ウクライナのウォロディミル・ゼレンスキー大統領は、複数の公の場での演説において、民主的原則と国際法に基づく持続的な平和の実現の重要性を強調してきた。これをめざすとして、完全な平和のための「方程式」とは何なのか? そして、関係各国はその実現のためにどのような措置を講じているのか、あるいは講じるべきなのだろうか?

今までにウクライナは、平和の実現と戦後の秩序構築に関するいくつかもの議論に参加し、多くの場合、積極的にそれを主導してきた。一連の対話の中でキーウは常にその要求を透明性のある形で示し、自国民の意見を反映させている。信頼できる、正義にかなった、公平な平和が求められているが故である。そして現在までに、同盟国[ウクライナ戦争でウクライナを支持する諸国]との対話を通じて、キーウは主要な民主主義国家の支持を確保し、この戦争に関する国際的な議論やハイレベルな意思決定の最前線に立ち続けている(いわゆる「ウクライナ抜きにウクライナを語るな」というアプローチ)。しかし、同盟国との対話だけでは平和を達成するために十分ではない。

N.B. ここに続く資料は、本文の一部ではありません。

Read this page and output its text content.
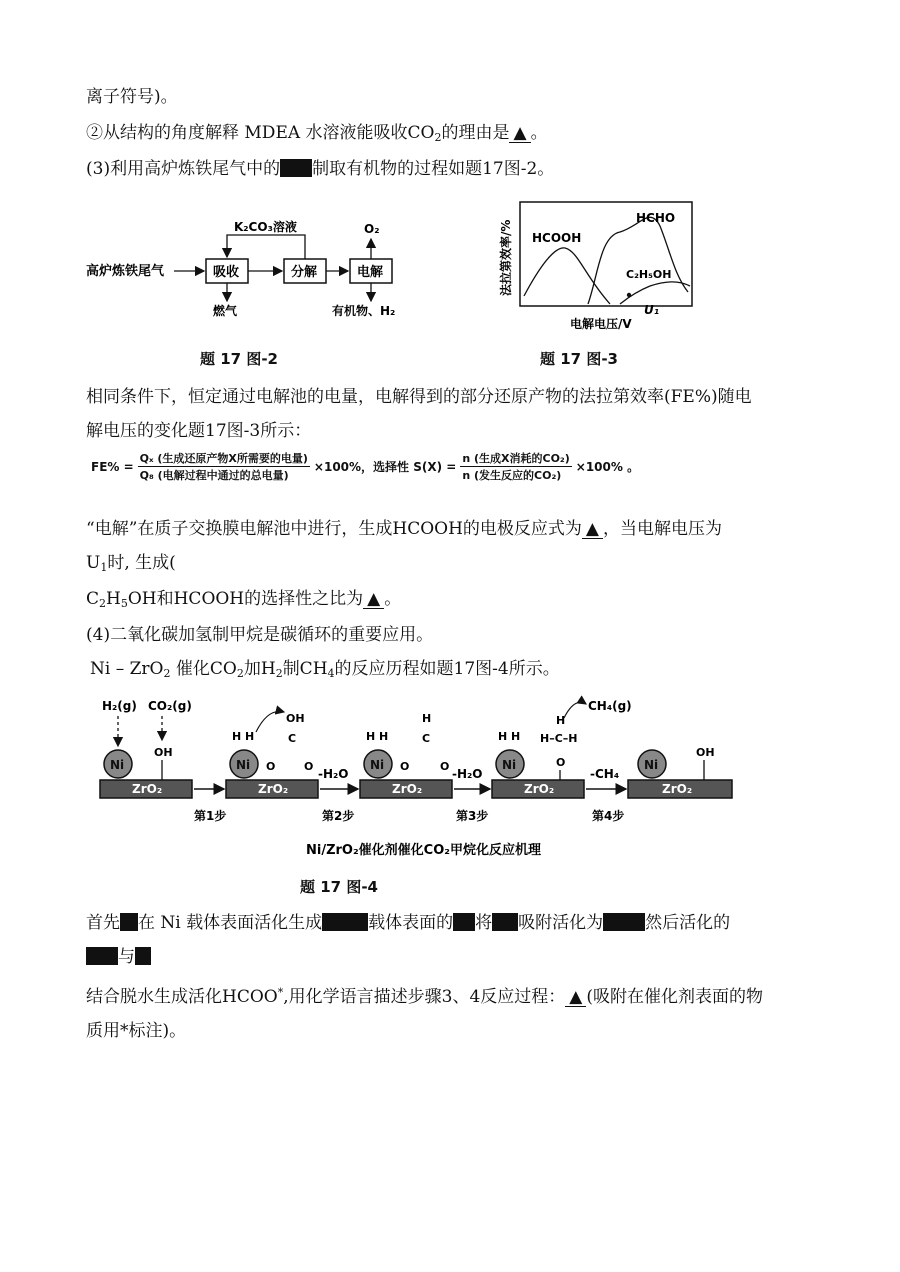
离子符号)。
②从结构的角度解释 MDEA 水溶液能吸收$CO_2$的理由是 ▲ 。
(3)利用高炉炼铁尾气中的 制取有机物的过程如题17图-2。
高炉炼铁尾气	吸收	分解	电解
K₂CO₃溶液	O₂
燃气	有机物、H₂
题 17 图-2
法拉第效率/% HCOOH
HCHO
C₂H₅OH
U₁
电解电压/V
题 17 图-3
相同条件下，恒定通过电解池的电量，电解得到的部分还原产物的法拉第效率(FE%)随电
解电压的变化题17图-3所示：
FE% =	Qₓ (生成还原产物X所需要的电量)	×100%，选择性 S(X) =	n (生成X消耗的CO₂)	×100% 。
	Q₈ (电解过程中通过的总电量)		n (发生反应的CO₂)	
“电解”在质子交换膜电解池中进行，生成HCOOH的电极反应式为 ▲ ，当电解电压为
$U_1$时, 生成(
$C_2H_5OH$和HCOOH的选择性之比为 ▲ 。
(4)二氧化碳加氢制甲烷是碳循环的重要应用。
Ni – ZrO$_2$ 催化$CO_2$加$H_2$制$CH_4$的反应历程如题17图-4所示。
ZrO₂	ZrO₂	ZrO₂	ZrO₂	ZrO₂
Ni	Ni	Ni	Ni	Ni
H₂(g) CO₂(g)
OH
第1步
H H
OH
C
O	O
-H₂O
第2步
H H
H
C
O	O
-H₂O
第3步
H H
H
H–C–H
O
CH₄(g)
-CH₄
第4步
OH
Ni/ZrO₂催化剂催化CO₂甲烷化反应机理
题 17 图-4
首先 在 Ni 载体表面活化生成	载体表面的 将 吸附活化为 然后活化的
与
结合脱水生成活化HCOO*,用化学语言描述步骤3、4反应过程： ▲ (吸附在催化剂表面的物
质用*标注)。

加えて、米国で新政権に移行して以来、状況は予想を超えるほどに困難な展開を見せている。それは、想定された特定の当事者[ロシア]にとってではなく、ウクライナにとってである。ウクライナは、不本意ながら[提案を]押し付けられる環境に置かれ、他者の条件のもとでの交渉を迫られている。このようなアプローチの結果は失望をもたらしかねない――粗雑な停戦合意は破綻し、和平協定の締結は遅れることになるのであり、それこそ避けなければならない事態である。拙速な結果を求めるトランプ政権は、ウクライナの正当な懸念に対して無関心であるように見え、その結果としてキーウがワシントンに自国の立場を効果的に伝えることが難しくなっている。

この状況下で求められるのは、同盟国とも敵対国とも、意義のある対話の可能性を確保するための現実的な道筋について率直に話し合うことである。戦略的柔軟性を活用することで同盟国との交渉を比較的容易に進めることができるだろう。一方で、敵対国との対話のための条件を整えるには、より多くの手立てが必要となる。意義のある対話が成立するためには、いくつかの要件が満たされる必要がある。その中には、主要な当事者間の信頼を築くための段階的なアプローチが含まれ、他にもいくつもの要件を満たしていく必要がある。

しかし、最大の課題は依然として残る――主権国家への侵略という責任を問いつつ、いかにしてモスクワをこの対話に引き込むことができるのか? ウクライナが平和的かつ公正な解決策を推し進めようといくら努力しても、相手側が別の意図を持ち続ける限りは、意義のある対話は実現しないだろう。

とはいえ、理想を目指す世界においてのみ、[プラスの変化は]直線的に進むものである。失敗した交渉や挫折で意気をくじかれることもあるが、対話は常にあらゆる解決策の中核と見なされるべきであり、したがって忍耐強く、適切なタイミングで追求されなければならない。

注:本「対話」サイトでの掲載原稿は原則として実名だが、この投稿については筆者の立場、安全などへの配慮から、本人の希望に基づいて匿名とした。[  ]内は訳者が付記。